For Kate Stewart (Liverpool), while her work may have specific, material policy goals, it is the journey and voice of the participants that are central:

“In the neighbourhoods in which I work … it’s about developing and supporting a lot of individuals, and what that does is build a stronger community. I work a lot around helping people find that inner creativity, and using techniques around play. By making people feel less worthless, by making people feel important and creative, feel that they are more able to be resilient individually, and then to work collectively to become part of protest and make change”

Most of the cohort have some kind of creative practice in their portfolio, from writing and design, theatre, architecture, music, through to creative approaches to community organization. They are comfortable and familiar with lots of different creative forms in order to achieve the goal of a project.

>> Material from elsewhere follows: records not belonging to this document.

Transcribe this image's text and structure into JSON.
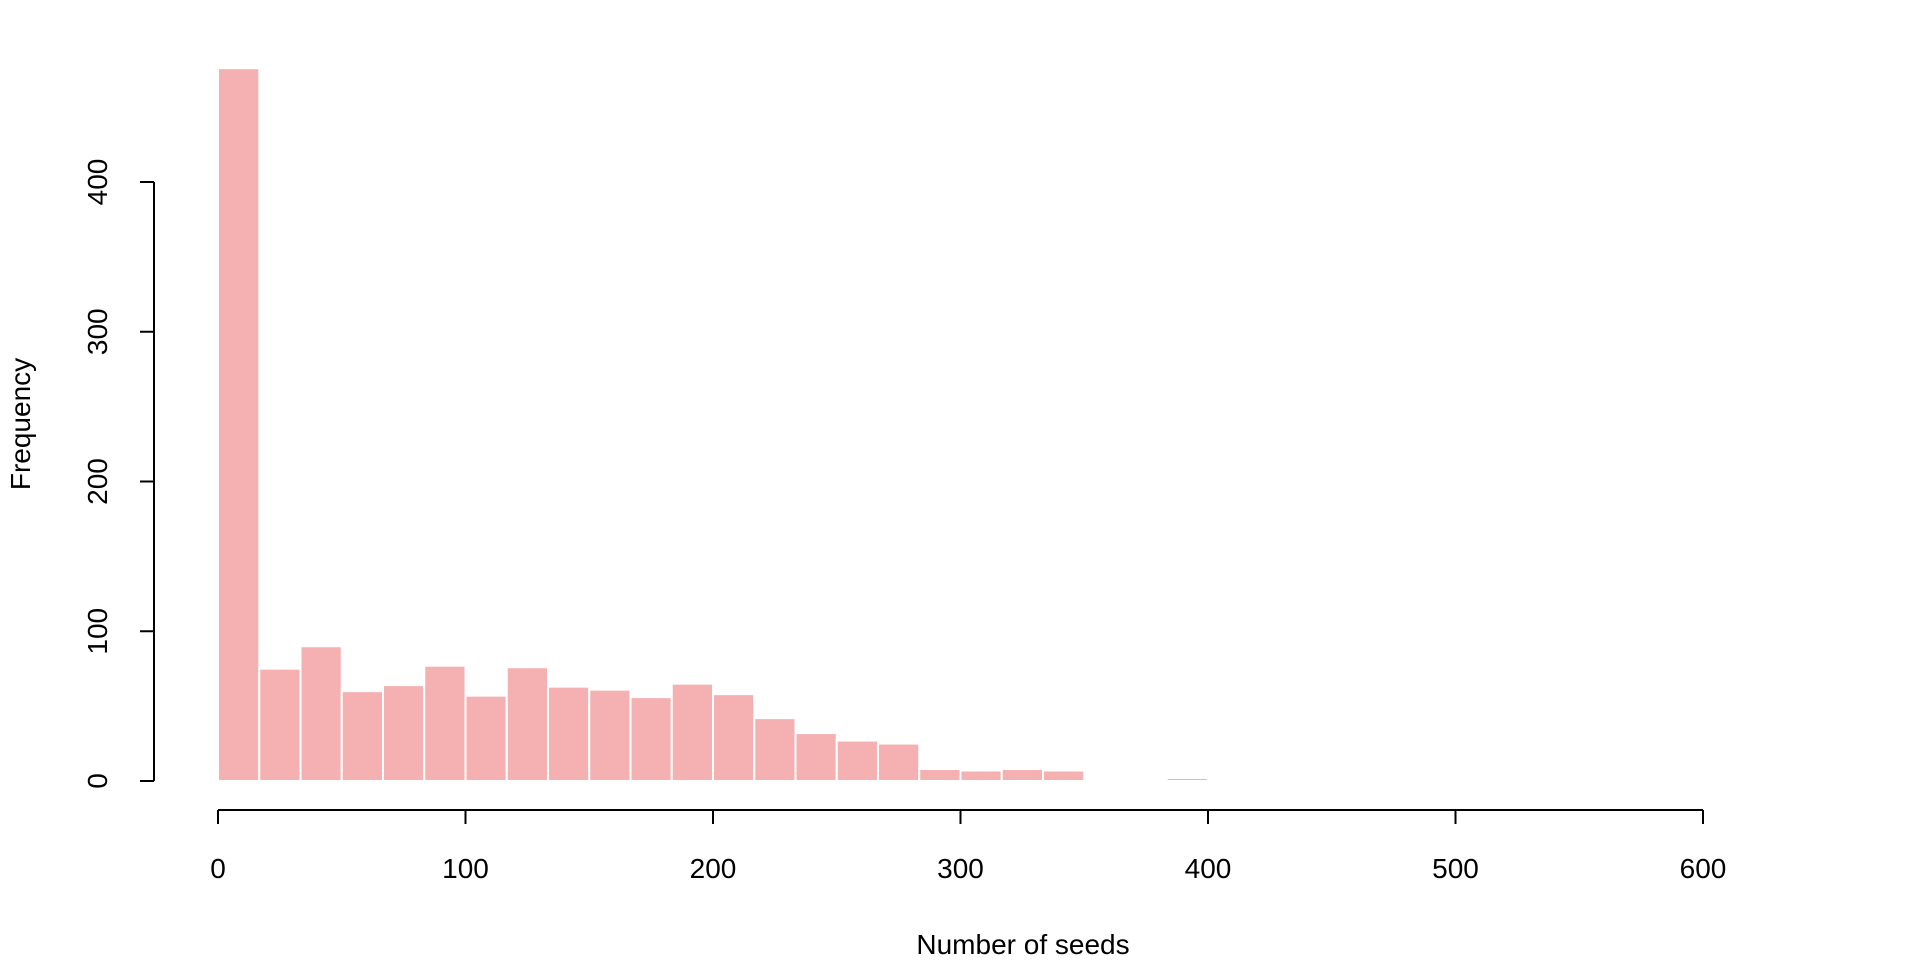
{
  "chart_data": {
    "type": "bar",
    "title": "",
    "xlabel": "Number of seeds",
    "ylabel": "Frequency",
    "bar_color": "#F5B0B1",
    "xlim": [
      0,
      600
    ],
    "ylim": [
      0,
      480
    ],
    "x_ticks": [
      0,
      100,
      200,
      300,
      400,
      500,
      600
    ],
    "y_ticks": [
      0,
      100,
      200,
      300,
      400
    ],
    "bins": [
      {
        "start": 0,
        "end": 16.67,
        "count": 476
      },
      {
        "start": 16.67,
        "end": 33.33,
        "count": 75
      },
      {
        "start": 33.33,
        "end": 50,
        "count": 90
      },
      {
        "start": 50,
        "end": 66.67,
        "count": 60
      },
      {
        "start": 66.67,
        "end": 83.33,
        "count": 64
      },
      {
        "start": 83.33,
        "end": 100,
        "count": 77
      },
      {
        "start": 100,
        "end": 116.67,
        "count": 57
      },
      {
        "start": 116.67,
        "end": 133.33,
        "count": 76
      },
      {
        "start": 133.33,
        "end": 150,
        "count": 63
      },
      {
        "start": 150,
        "end": 166.67,
        "count": 61
      },
      {
        "start": 166.67,
        "end": 183.33,
        "count": 56
      },
      {
        "start": 183.33,
        "end": 200,
        "count": 65
      },
      {
        "start": 200,
        "end": 216.67,
        "count": 58
      },
      {
        "start": 216.67,
        "end": 233.33,
        "count": 42
      },
      {
        "start": 233.33,
        "end": 250,
        "count": 32
      },
      {
        "start": 250,
        "end": 266.67,
        "count": 27
      },
      {
        "start": 266.67,
        "end": 283.33,
        "count": 25
      },
      {
        "start": 283.33,
        "end": 300,
        "count": 8
      },
      {
        "start": 300,
        "end": 316.67,
        "count": 7
      },
      {
        "start": 316.67,
        "end": 333.33,
        "count": 8
      },
      {
        "start": 333.33,
        "end": 350,
        "count": 7
      },
      {
        "start": 350,
        "end": 366.67,
        "count": 0
      },
      {
        "start": 366.67,
        "end": 383.33,
        "count": 0
      },
      {
        "start": 383.33,
        "end": 400,
        "count": 2
      },
      {
        "start": 400,
        "end": 416.67,
        "count": 1
      },
      {
        "start": 416.67,
        "end": 433.33,
        "count": 0
      },
      {
        "start": 433.33,
        "end": 450,
        "count": 0
      },
      {
        "start": 450,
        "end": 466.67,
        "count": 1
      }
    ]
  }
}
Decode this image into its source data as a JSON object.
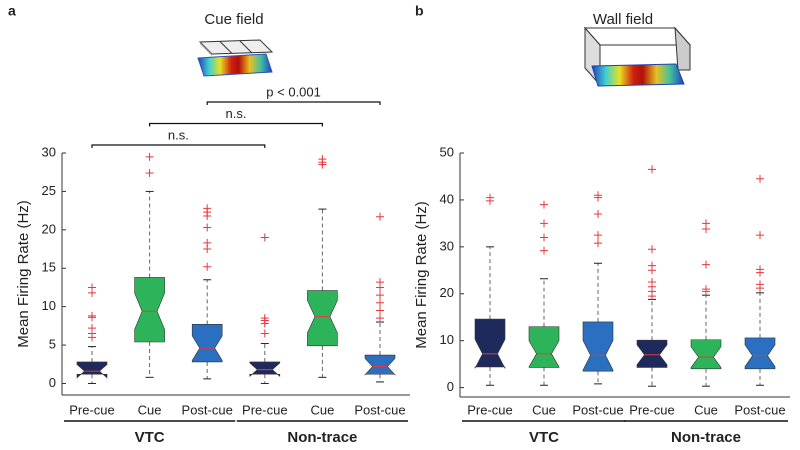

For Russel Hlongwane (Durban), Creative Producers must strike a balance between artistic practice and practicalities in order to realise a common goal:

“[In creative work] you can either be too creative to a point where you neglect all the other essential and fundamental things, stakeholder engagement, reporting, impact measurements, etc. etc. Or you start to compromise and be insensitive to the artistic work. The Creative Producer has an equal investment and attention and interest in both, so I think they’re particularly important for that reason.”

Outcomes

Creative Producers convene networks, bridge gaps and professional differences, and care, respect, and maintain the network of people they’ve bought together. This way of working leads to a wide range of different outcomes.

Sarah Brin (International), who is motivated by the chance to build creative opportunities, recognises that outcomes don’t always look the same:

“I derive a lot of satisfaction from creating infrastructure and value that supports creatives in ways that they haven’t been supported before. So that can look like a supportive work environment. That can look like an exhibition platform. And that can look like new economic systems.”

Creative Producing supports many different sites for advocacy, debate and agenda-setting, as Anel Moldakhmetova (Almaty) observes of her own practice in Kazakhstan:

“We do advocacy and also discussions about value criteria, creating some cases, using some specific buildings. Also it’s a lot of education, open educational events, especially, they’re open for city activists, urban professionals, architects…. It starts with discussions and then people pick up the topic and they move on and more and more projects appear with a similar agenda.”